For walking backward, most of the cases, we only have to walk from a narrower use to "%bf.load =" which is the root of the Def-Uses tree. It is like walking from some leafs to root, which should be more efficient in most cases. I agree we may see special testcase like there is a long common portion for those paths from leafs to root (for that case walking forward is better). If that happen, we can add a cap about the maximum walking distance to avoid the compile time cost from being too high. Chandler, do you think it is ok?

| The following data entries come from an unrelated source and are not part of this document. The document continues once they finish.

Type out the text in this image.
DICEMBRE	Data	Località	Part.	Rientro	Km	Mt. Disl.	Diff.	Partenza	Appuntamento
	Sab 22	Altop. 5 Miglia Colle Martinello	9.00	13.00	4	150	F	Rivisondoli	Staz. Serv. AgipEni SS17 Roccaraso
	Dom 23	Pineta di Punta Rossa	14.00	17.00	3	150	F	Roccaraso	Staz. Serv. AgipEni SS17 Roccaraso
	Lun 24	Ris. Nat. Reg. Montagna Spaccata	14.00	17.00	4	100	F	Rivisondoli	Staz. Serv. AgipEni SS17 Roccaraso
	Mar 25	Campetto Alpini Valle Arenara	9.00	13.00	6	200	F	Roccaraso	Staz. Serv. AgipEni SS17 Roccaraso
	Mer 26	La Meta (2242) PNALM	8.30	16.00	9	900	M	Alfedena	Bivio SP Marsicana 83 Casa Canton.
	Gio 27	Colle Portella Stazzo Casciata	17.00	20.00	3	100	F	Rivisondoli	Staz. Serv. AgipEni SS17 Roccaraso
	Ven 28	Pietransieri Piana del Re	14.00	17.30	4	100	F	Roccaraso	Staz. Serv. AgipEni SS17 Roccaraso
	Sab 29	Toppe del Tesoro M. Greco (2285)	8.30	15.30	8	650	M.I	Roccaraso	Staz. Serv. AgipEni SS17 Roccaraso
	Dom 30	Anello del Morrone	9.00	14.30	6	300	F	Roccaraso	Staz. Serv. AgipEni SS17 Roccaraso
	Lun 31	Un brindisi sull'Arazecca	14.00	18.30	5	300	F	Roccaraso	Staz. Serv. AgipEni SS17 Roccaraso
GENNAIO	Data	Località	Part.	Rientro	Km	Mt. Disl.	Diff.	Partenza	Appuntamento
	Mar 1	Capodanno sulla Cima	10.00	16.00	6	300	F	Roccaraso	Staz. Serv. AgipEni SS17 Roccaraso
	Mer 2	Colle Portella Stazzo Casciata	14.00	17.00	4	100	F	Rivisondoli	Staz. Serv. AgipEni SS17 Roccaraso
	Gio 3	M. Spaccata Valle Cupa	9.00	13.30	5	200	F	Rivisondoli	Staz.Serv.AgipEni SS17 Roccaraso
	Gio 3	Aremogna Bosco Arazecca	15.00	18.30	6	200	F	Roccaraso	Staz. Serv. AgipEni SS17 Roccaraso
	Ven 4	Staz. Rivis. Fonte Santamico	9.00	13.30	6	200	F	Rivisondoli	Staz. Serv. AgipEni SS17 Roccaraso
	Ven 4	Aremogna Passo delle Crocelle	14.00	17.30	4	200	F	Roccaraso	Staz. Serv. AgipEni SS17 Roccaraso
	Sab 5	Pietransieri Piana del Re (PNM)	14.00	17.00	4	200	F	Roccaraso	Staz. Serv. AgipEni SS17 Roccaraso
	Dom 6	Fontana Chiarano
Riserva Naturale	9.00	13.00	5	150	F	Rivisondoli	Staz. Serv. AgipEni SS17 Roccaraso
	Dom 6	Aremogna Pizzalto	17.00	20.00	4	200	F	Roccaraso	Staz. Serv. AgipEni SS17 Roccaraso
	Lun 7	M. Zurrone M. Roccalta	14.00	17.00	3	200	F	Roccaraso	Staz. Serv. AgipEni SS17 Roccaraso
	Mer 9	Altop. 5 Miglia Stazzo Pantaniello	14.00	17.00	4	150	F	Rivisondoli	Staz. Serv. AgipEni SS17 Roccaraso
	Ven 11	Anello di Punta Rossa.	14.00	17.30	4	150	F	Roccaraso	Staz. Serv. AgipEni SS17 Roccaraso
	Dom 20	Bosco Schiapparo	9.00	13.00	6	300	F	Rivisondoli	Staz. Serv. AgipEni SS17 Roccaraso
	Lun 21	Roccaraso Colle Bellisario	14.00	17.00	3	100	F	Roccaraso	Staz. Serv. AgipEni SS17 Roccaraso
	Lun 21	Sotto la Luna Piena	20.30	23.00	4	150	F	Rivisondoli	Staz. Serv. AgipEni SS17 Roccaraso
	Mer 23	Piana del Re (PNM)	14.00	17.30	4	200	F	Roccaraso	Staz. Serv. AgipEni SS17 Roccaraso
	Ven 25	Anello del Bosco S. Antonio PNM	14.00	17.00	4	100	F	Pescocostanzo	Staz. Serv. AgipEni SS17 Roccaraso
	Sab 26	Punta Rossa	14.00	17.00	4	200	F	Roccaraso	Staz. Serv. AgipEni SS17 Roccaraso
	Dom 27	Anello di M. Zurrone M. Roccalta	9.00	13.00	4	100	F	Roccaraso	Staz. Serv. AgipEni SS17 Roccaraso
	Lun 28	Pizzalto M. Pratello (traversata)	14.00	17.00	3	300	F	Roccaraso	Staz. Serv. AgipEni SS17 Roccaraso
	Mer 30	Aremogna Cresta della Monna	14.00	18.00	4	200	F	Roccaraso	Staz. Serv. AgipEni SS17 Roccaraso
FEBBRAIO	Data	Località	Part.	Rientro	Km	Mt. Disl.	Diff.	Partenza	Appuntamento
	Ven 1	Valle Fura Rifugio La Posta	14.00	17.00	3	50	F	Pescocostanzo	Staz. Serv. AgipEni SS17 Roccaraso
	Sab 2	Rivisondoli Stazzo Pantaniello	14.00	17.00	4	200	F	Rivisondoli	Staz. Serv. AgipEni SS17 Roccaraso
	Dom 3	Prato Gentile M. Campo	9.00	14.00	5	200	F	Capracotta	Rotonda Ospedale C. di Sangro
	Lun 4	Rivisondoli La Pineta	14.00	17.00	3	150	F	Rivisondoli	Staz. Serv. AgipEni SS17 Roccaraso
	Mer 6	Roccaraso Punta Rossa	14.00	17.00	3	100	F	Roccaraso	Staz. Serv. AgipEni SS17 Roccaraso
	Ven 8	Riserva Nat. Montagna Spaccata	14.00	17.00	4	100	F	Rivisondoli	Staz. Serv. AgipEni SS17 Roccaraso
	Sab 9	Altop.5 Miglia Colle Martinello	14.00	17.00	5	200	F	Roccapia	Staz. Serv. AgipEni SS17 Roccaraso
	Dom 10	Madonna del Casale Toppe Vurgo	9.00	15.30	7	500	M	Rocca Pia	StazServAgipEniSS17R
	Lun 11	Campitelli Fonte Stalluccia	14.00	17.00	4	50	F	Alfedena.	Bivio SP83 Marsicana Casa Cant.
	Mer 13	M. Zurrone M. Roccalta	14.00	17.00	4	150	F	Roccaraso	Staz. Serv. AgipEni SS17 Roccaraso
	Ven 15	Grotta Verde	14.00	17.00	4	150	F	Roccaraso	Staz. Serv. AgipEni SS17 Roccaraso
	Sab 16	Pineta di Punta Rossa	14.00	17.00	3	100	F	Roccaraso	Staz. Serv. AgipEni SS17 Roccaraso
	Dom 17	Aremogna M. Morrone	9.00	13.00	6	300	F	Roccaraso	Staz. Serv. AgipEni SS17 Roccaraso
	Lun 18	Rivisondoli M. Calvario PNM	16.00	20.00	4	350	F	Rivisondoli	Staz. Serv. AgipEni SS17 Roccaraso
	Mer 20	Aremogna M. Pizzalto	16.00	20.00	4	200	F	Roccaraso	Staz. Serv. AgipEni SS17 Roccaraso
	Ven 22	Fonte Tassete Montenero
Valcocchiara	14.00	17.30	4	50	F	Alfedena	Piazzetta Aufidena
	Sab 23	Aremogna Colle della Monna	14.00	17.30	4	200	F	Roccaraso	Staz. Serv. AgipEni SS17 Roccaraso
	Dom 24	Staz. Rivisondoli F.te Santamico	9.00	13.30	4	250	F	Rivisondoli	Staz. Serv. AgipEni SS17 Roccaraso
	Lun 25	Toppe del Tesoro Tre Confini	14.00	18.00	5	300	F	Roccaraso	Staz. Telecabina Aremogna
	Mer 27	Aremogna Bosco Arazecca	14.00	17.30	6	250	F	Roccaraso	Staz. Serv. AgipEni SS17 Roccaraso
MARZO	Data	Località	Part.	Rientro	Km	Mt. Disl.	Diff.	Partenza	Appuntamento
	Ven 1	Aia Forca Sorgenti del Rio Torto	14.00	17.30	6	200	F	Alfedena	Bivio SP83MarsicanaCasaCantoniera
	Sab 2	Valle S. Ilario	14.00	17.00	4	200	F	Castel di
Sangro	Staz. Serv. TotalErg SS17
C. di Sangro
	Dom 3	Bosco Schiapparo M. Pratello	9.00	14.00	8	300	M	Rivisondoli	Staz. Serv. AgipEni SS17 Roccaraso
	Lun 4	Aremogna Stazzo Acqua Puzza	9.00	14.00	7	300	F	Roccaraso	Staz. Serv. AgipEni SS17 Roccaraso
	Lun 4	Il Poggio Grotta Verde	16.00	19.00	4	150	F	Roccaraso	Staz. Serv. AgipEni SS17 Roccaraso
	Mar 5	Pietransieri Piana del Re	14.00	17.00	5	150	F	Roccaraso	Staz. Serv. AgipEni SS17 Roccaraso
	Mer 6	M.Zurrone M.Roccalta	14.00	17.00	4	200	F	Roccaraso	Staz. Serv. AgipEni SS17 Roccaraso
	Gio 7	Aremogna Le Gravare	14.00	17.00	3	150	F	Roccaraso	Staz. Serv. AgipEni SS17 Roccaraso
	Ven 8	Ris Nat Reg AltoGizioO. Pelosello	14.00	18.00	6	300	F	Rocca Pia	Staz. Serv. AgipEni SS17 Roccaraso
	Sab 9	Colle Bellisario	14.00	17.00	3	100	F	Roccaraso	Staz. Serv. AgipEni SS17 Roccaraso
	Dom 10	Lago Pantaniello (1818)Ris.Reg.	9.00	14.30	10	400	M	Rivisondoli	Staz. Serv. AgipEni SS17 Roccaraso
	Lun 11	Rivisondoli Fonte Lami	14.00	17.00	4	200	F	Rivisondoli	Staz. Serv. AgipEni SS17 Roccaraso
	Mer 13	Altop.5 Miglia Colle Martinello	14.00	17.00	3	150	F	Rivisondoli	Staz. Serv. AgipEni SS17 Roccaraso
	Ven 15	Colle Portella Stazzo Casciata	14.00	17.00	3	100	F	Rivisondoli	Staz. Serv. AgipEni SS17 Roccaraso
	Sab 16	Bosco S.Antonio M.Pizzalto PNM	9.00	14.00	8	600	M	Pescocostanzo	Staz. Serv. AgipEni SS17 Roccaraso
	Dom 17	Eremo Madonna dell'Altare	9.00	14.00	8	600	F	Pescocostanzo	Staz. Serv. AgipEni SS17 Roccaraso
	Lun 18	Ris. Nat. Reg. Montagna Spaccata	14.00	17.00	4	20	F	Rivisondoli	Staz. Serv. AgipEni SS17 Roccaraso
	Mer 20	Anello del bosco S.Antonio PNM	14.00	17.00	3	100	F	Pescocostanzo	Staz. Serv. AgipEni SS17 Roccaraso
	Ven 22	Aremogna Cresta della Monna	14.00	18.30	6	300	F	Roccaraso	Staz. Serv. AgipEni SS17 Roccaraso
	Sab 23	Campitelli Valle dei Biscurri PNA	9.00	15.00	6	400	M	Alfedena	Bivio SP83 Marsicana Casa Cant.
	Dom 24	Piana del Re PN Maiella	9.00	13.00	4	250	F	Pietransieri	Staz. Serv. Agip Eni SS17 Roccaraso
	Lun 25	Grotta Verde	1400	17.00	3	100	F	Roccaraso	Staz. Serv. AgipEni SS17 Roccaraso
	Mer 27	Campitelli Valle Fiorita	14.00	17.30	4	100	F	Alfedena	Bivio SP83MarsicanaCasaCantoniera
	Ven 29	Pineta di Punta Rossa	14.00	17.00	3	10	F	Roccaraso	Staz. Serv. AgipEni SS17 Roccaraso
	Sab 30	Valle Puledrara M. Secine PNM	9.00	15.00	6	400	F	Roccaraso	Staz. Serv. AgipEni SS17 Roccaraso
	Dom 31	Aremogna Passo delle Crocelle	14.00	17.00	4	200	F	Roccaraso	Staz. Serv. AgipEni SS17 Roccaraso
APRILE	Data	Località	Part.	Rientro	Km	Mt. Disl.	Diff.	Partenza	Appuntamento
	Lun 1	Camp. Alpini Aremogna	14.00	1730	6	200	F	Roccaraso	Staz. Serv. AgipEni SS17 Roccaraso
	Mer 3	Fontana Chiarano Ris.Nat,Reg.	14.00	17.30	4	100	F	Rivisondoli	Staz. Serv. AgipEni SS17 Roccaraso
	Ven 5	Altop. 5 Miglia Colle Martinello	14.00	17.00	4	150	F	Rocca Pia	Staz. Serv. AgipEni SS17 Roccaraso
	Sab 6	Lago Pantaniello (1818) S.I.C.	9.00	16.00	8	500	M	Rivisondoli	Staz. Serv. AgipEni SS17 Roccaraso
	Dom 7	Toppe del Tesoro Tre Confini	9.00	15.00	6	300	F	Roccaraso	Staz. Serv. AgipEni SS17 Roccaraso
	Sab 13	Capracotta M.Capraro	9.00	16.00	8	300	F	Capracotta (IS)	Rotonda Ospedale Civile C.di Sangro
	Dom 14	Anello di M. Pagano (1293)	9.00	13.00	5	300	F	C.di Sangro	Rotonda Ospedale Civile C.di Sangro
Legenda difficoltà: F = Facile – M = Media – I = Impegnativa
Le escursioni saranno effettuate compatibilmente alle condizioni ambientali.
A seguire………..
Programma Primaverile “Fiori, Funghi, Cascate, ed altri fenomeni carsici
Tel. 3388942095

I'm somewhat worried about this cap -- it has hurt us in the past. But maybe there is a way to make walking backwards have reasonable complexity. It still seems like something we can do in a separate phase rather than having it interleave with the store-based shrinking, and so I'd still split it into a separate patch.

Setting aside forwards vs. backwards-with-a-cap, I still think it is a mistake to add yet another implementation of tracking which bits are demanded. So I would look at how you might share the logic in DemandedBits (or one of the other places in LLVM where we reason about this, I think there are already some others) for reasoning about the semantics of the IR instructions. Maybe there is no way to share that, but it seems worth trying. Either way, I'd suggest a fresh thread (or IRC) to discuss issues until there is a patch so that we can move the store side of this forward independently.

That make sense?

fhahn added a subscriber: fhahn.May 19 2017, 5:30 AM

Looks like this thread has gone stale for a while.

I have not read the patch in details so what I said might be be nonsense :) From reading of the discussions, it seems like that using DemandedBits Analysis is not ready today to handle forward walking for load shrinking, nor ideal for backward walking without using capping, so what is the good path going forward? Is it possible to keep the core of this patch but with more re-use of DemandedBit analysis (with refactoring)? If not, we may want to consider moving on with a stop-gap solution for now and committing on longer term unification as follow ups.